ERIK ASBERG: Thank you, Joseph.
So let me tell you about eSmart Systems. We accelerate energy systems, we optimize energy investments, and we minimize carbon footprints through better, faster energy decisions. Like many of you, we are in the business of disruption. We’re taking an industry that has been operating in the same way for over 100 years, and we use technology to radically rethink the way we approach it. Our disruption is directed at the business of energy, and we started with a pilot project in Norway three years ago.
So when we started our goals were to reduce power grid investments by increasing the station factor of existing grid capacity. We needed detailed predictions of load and power generation. And we needed to take advantage of IoT and big data because smart meters and sensors are a prerequisite for our predictive analytics.
So the big question was, how are we going to go off and do this? Are we going to spend millions of dollars and thousands of personnel in datacenters? For us, this was an incredibly easy decision. We leveraged Azure from the very beginning. And what makes this so amazing is that we made this journey of changing the business of energy without acquiring a single server.
So there’s a look at the eSmart Connected Grid application. All the houses that you see here are equipped with smart meters and sensors. And we use machine learning to identify potential congestions in the power grid. We control consumer flexibility to avoid substation overloads. And we use both short-term and long-term predictions to control heated floors and water heating through home automation. eSmart and Azure Machine Learning use real data to learn for each specific area. And we take this information and we make it available on your phone with consumer apps managed by Azure.
Every part of the power grid is unique. There is no system today that is able to adapt to this uniqueness. eSmart Connected Grid and Azure ML totally changed this reality. This is truly revolutionary.

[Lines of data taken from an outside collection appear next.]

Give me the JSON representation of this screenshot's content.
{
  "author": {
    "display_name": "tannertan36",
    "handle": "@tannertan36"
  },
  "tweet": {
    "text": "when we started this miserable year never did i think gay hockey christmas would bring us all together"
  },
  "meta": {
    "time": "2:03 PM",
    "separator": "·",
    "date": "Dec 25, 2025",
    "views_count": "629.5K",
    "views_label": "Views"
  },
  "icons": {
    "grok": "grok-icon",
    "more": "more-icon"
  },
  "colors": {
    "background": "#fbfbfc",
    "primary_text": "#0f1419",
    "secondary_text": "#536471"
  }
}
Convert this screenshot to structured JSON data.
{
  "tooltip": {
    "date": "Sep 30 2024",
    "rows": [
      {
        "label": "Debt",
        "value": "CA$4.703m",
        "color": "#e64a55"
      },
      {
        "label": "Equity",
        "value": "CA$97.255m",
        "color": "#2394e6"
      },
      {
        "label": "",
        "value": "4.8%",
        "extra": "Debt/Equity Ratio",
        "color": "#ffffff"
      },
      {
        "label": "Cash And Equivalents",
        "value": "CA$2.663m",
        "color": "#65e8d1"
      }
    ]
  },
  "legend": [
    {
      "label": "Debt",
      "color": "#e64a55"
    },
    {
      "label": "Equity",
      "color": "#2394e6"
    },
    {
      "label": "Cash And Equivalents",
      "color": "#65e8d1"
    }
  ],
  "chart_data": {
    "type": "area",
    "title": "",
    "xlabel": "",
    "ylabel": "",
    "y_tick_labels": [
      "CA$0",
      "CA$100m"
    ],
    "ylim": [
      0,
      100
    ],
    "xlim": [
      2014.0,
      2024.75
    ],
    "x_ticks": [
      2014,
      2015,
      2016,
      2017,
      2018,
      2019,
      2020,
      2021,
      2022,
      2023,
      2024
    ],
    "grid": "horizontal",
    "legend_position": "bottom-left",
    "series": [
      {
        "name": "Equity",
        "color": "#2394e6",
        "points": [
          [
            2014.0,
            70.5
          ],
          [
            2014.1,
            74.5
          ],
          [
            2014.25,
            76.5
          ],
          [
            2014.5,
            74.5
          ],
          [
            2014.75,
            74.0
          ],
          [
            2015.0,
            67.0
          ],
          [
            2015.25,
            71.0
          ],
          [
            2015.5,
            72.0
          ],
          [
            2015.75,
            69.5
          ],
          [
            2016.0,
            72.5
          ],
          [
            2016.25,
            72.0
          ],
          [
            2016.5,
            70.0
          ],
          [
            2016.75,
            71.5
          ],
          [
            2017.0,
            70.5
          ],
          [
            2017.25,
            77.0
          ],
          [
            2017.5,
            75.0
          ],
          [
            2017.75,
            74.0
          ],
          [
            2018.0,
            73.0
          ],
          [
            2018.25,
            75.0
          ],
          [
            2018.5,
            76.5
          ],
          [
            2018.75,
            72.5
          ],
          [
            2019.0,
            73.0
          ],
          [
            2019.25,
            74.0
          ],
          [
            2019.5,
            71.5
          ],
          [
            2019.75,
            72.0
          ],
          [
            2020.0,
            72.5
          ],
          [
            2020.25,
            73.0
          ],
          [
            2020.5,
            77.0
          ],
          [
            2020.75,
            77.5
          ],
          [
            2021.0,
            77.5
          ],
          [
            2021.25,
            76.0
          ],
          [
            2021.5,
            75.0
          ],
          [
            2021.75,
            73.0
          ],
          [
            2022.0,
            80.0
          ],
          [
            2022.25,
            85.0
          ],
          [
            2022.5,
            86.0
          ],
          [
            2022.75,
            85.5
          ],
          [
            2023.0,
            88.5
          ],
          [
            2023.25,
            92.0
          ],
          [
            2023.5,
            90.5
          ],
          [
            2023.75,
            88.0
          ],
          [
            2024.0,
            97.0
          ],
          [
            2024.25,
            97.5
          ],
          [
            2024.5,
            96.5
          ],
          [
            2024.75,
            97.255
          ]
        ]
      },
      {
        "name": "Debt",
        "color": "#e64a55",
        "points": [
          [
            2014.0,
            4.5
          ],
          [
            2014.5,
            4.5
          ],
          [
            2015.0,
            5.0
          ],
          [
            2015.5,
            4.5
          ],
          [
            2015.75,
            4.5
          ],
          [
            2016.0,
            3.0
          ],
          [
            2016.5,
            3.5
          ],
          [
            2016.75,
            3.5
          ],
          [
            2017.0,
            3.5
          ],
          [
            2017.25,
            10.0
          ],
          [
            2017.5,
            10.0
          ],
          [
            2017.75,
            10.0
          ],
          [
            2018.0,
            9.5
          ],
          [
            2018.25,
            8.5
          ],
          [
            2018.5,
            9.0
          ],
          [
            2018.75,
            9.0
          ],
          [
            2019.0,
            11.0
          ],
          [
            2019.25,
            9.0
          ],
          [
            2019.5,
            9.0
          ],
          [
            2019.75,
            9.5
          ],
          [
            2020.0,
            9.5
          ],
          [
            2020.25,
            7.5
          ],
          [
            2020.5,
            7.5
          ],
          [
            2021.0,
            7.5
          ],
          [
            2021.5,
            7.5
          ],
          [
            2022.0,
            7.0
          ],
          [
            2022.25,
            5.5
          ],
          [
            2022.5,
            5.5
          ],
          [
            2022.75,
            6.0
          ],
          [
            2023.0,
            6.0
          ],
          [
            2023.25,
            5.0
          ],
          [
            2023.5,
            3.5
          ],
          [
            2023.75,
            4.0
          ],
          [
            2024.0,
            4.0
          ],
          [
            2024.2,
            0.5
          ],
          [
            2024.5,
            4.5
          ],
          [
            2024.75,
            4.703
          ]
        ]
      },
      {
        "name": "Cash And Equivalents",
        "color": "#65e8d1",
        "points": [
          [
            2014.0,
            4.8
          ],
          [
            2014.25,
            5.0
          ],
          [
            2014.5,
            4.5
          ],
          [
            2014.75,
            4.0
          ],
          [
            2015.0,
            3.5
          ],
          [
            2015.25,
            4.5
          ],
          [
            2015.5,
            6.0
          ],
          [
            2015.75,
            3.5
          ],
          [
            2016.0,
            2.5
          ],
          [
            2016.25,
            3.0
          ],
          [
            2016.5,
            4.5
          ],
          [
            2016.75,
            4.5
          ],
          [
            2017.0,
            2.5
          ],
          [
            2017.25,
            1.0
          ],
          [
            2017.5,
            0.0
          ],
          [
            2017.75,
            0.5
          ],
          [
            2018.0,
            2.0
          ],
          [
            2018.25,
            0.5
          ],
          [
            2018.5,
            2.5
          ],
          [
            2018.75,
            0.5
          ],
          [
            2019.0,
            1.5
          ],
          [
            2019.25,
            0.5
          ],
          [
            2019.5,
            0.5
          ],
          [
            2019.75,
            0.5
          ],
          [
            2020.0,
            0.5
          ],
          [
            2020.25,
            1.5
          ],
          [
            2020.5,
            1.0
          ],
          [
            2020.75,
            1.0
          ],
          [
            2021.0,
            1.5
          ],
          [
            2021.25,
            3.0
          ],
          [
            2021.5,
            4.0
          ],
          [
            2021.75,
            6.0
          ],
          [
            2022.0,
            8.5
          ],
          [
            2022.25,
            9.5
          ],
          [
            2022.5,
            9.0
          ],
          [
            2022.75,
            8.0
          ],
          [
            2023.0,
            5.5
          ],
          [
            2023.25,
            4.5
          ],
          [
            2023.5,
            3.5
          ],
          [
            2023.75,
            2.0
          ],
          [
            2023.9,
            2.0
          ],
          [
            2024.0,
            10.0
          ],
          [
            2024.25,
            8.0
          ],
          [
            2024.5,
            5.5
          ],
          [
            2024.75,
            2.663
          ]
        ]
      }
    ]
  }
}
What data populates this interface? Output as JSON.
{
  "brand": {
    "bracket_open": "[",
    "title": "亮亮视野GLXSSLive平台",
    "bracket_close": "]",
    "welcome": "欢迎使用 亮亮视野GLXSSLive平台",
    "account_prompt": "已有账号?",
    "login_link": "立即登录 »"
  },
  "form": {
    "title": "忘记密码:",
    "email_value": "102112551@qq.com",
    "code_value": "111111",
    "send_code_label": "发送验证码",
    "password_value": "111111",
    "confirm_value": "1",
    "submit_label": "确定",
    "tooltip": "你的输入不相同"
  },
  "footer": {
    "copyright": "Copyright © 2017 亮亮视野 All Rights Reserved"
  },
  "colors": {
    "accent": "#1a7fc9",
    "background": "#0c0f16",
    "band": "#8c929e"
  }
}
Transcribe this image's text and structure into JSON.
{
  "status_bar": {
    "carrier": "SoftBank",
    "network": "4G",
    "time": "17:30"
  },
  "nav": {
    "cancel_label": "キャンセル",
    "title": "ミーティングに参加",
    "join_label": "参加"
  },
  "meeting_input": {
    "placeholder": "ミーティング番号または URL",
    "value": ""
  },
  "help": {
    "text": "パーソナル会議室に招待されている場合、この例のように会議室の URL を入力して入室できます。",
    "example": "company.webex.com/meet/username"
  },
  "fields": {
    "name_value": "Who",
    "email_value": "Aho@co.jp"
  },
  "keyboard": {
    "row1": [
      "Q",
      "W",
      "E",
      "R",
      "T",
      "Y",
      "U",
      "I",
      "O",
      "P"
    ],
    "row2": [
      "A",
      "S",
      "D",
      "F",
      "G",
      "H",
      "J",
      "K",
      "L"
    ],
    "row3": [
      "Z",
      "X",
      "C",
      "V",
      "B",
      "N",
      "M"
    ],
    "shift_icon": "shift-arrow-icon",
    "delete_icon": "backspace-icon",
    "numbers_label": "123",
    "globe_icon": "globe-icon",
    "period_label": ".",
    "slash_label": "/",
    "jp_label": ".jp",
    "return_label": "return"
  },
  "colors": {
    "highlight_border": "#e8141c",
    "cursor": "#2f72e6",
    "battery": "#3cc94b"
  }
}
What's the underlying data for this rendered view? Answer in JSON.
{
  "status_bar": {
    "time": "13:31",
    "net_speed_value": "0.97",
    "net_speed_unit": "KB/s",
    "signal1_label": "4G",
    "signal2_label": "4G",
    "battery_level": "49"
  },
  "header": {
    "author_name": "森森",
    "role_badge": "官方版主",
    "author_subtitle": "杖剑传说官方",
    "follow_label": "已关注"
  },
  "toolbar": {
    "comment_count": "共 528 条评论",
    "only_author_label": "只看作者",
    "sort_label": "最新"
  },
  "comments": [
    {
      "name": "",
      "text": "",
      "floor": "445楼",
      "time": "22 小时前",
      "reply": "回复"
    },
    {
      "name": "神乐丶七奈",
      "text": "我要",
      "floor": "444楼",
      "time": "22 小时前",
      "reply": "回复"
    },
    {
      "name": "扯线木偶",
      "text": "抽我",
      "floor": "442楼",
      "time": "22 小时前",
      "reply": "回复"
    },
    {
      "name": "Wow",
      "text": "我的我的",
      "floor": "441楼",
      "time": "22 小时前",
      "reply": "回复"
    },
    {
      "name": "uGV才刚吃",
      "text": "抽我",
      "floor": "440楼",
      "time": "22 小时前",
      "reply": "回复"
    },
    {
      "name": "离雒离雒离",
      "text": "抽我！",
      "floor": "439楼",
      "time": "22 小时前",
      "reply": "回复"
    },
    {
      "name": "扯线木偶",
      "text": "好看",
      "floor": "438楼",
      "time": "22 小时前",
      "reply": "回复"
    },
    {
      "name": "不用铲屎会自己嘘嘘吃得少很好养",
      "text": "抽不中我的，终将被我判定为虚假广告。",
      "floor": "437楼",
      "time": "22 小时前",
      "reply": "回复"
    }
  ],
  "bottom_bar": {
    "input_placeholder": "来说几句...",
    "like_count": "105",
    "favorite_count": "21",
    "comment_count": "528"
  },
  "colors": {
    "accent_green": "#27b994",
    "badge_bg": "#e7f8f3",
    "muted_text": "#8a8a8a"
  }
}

So we started two-and-a-half years ago with no employees, no revenue, and by the end of this year we’ll be over 40 employees, and over $50 million Norwegian Krones in revenue. I couldn’t be happier to be partnering with Microsoft and Azure. And I want to say a big thank you to Joseph for having us here today.
JOSEPH SIROSH: Thank you, Erik.
It’s an amazing story.
The cloud amplifies startups such as eSmart Systems. It gives them the power to go global. It gives them the power to build applications that revolutionize entire industries in a very short period of time. In the future, all of the planet’s power generation, power grids, and power consumption will be optimized with real-time data and data analytics.
And so with the power of the cloud some even really small companies like eSmart Systems are able to make that dream come true at a speed that no one else can. That agility, by the way, that agility is a hallmark of the cloud, and that’s its magic.
You know, the cloud turns hardware into software; software into services, fully managed services; and data into intelligence. It makes you smart and it lets you free.